Ist „Version 2.0“ deshalb nicht gut? Im Gegenteil. „Version 2.0“ ist POP in Großbuchstaben. Es beginnt mit „Temptation Waits“, lächerlichen Euro-Trash-Beats und flirrenden Synthies: „I’m a vampire/ I’m waiting for my moaning.“ Shirley als Disco-Queen, billig und verführerisch, albern und grandios. „I Think I’m Paranoid“ ist eine lasziv gesungene, zur Abba-Melodie lärmend rockende Nummer, so simpel wie entwaffnend, „When I Grow Up“ („Happy hours, golden showers“) süß und silberzüngig mit NRG-Backdrop, „Medication“ ein theatralischer Schleicher („Nobody gets me out of here“), „Special“ ein Kopfer, wie ihn Roxette geliebt hätten. Dann „Hammering In My Head“ – hör mal, wer da hämmert! Der Tanzflur bebt. „Push It“ mag ja den Push geben, gehört jedoch zu den verzichtbaren Songs dieses Albums. Der Ausschnitt aus „Don’t Worry Baby“ wurde von Brian Wilson genehmigt, der angeblich die Cassette behielt, weil ihm der Song so gut gefiel. Dabei macht das Sample nur die Fallhöhe von Wilson zu Vig deutlich. Anders „The Trick Is To Keep Breathing“: hypnotisch, dräuend, sexy (wenn man das mal sagen darf). Hat die Klasse einer Pet Shop Boys-Ballade. „Dumb“: bombastischer Krawall und ein sicherer Ausfall. „Sleep Together“: ein Song als Frage, nämlich: „If we sleep together/ Would you like me better?“ Man weiß es nicht, Mann schon. „Wicked Ways“ kommt noch einmal schön stöhnend und dröhnend, bevor Shirley mit „You Look So Fine“ und einem Karren voll Süßholz den Reigen beschließt.

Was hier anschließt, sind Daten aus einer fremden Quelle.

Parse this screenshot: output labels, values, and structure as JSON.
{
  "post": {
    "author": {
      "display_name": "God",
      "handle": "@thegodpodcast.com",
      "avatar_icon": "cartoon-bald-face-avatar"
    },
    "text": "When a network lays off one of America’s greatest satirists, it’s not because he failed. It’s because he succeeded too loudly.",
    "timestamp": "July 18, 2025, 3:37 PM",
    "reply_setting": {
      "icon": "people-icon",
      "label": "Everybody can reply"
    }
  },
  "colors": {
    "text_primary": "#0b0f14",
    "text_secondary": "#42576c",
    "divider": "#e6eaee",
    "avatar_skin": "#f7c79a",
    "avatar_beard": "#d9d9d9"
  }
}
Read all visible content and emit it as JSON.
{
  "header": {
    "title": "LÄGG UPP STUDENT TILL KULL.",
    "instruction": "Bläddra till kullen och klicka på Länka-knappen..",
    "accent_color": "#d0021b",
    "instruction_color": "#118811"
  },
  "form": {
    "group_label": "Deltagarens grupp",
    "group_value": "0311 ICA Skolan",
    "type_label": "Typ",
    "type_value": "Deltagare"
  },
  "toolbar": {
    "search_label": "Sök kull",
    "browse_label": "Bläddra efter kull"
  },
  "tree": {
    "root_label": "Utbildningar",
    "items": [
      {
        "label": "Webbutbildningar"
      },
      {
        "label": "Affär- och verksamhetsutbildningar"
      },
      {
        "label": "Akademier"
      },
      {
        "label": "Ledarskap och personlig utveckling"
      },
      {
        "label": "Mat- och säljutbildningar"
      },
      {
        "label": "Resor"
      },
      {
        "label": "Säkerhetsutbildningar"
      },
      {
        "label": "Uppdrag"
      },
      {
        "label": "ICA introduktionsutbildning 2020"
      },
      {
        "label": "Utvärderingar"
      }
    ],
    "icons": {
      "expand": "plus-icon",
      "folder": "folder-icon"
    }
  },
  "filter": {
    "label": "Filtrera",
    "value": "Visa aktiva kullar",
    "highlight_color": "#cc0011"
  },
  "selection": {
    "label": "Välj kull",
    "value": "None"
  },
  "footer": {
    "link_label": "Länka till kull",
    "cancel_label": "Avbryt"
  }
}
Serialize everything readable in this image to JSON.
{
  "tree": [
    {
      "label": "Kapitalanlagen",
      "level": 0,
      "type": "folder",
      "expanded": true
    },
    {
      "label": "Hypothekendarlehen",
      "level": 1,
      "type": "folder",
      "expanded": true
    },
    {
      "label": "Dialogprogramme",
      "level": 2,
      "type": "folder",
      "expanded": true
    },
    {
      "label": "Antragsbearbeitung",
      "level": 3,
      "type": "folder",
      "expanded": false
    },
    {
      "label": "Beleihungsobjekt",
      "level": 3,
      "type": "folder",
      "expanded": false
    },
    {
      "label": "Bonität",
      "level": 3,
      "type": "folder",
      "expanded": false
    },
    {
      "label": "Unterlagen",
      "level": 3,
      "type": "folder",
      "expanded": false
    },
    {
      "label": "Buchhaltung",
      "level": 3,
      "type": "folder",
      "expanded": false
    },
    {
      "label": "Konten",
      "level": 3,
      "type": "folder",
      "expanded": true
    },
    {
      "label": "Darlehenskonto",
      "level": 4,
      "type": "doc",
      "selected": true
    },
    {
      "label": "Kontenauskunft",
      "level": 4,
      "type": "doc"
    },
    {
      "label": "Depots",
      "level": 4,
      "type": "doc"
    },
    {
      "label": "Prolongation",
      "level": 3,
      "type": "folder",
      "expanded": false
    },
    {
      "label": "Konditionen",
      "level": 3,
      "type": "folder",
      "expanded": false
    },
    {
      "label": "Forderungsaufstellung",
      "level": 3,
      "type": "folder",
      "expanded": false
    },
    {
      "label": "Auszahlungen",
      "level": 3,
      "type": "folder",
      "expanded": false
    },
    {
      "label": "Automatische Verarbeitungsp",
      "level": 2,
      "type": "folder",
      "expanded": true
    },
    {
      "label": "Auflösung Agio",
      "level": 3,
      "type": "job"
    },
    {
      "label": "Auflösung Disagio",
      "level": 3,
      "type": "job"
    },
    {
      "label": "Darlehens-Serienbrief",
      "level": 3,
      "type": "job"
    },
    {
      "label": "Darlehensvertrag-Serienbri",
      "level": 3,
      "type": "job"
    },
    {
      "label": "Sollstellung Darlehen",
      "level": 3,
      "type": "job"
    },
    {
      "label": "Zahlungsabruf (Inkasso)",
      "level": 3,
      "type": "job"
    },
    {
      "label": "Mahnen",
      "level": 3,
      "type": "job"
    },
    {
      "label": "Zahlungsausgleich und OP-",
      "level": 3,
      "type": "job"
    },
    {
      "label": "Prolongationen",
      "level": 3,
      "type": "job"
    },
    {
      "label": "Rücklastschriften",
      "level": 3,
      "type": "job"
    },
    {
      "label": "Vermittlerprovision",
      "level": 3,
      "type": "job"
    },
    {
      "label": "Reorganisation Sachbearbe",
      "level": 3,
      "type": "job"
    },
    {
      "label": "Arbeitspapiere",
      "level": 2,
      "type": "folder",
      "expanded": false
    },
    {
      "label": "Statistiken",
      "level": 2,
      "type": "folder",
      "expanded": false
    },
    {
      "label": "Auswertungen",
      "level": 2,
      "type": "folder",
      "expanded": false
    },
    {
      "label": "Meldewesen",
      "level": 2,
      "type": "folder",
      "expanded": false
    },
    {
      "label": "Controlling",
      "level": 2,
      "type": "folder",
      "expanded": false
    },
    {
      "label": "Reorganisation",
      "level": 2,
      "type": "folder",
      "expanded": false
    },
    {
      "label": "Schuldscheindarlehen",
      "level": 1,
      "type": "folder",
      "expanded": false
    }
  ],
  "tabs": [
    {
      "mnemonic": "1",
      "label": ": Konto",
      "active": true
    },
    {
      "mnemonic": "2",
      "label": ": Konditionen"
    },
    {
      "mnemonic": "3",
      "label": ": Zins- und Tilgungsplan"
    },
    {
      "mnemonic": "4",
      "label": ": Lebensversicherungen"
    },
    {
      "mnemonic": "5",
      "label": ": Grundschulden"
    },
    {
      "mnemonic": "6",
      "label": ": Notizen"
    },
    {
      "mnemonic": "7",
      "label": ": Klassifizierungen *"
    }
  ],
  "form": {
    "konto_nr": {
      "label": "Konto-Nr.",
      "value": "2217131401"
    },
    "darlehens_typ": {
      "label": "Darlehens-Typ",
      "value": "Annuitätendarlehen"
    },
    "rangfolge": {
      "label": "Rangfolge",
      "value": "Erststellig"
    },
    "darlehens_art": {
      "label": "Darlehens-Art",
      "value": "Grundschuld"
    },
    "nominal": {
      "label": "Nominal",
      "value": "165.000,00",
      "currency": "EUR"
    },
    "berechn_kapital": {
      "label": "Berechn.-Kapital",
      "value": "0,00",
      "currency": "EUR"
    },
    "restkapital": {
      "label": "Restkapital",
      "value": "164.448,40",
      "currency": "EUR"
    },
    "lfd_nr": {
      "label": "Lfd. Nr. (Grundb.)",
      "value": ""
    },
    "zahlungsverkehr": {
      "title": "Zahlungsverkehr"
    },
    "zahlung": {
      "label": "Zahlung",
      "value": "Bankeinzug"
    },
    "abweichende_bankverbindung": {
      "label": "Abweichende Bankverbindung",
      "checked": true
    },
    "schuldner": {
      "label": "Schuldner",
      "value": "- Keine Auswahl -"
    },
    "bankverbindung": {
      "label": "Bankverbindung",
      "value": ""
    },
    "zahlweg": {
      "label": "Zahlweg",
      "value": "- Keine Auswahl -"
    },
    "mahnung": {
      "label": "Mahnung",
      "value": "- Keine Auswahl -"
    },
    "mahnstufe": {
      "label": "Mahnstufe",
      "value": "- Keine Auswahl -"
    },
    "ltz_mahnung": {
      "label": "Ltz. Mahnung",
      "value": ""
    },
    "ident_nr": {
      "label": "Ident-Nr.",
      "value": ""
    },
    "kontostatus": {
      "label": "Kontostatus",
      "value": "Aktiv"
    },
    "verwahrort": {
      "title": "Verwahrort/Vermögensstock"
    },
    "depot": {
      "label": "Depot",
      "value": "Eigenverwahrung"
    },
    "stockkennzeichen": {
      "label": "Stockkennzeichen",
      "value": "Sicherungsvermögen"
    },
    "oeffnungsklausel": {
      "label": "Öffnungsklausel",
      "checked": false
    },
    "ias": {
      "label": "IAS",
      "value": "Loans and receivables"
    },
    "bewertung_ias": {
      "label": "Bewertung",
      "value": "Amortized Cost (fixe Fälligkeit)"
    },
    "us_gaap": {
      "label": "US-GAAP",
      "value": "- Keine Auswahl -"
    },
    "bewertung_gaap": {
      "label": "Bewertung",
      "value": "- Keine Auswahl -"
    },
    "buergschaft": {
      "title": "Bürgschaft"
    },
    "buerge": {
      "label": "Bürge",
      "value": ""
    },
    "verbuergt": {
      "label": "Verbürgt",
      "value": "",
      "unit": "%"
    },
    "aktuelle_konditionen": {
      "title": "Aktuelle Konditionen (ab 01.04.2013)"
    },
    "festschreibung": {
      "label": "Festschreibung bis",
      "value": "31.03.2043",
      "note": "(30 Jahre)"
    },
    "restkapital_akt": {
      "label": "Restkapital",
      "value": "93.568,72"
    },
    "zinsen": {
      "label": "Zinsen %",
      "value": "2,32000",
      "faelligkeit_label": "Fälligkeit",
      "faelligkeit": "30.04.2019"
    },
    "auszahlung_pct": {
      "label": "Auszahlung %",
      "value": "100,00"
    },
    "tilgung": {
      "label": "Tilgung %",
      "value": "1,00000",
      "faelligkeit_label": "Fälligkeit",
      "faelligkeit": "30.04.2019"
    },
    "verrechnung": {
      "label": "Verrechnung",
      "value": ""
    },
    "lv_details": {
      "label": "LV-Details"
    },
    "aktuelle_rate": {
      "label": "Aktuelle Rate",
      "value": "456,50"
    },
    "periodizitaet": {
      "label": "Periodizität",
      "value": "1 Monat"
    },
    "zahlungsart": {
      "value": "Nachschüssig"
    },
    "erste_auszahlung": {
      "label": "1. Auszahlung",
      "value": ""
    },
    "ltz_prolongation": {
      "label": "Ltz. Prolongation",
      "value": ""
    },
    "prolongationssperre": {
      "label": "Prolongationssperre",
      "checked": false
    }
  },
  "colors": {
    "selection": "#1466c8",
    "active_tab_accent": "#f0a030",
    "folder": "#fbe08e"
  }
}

Eine gewisse Hysterie waltet immer bei Garbage, ein Überdruck, der ihnen alles Gravitätische, alle Erdenschwere nimmt. „Version 2.0“ vereint „OK Computer“ und „This Is Hardcore “ mit „Back For Good“ – eine titanische, wenn nicht bislang undenkbare Leistung. So kann es nur ein salomonisches Urteil geben: Garbage sind der beste Trash des Universums.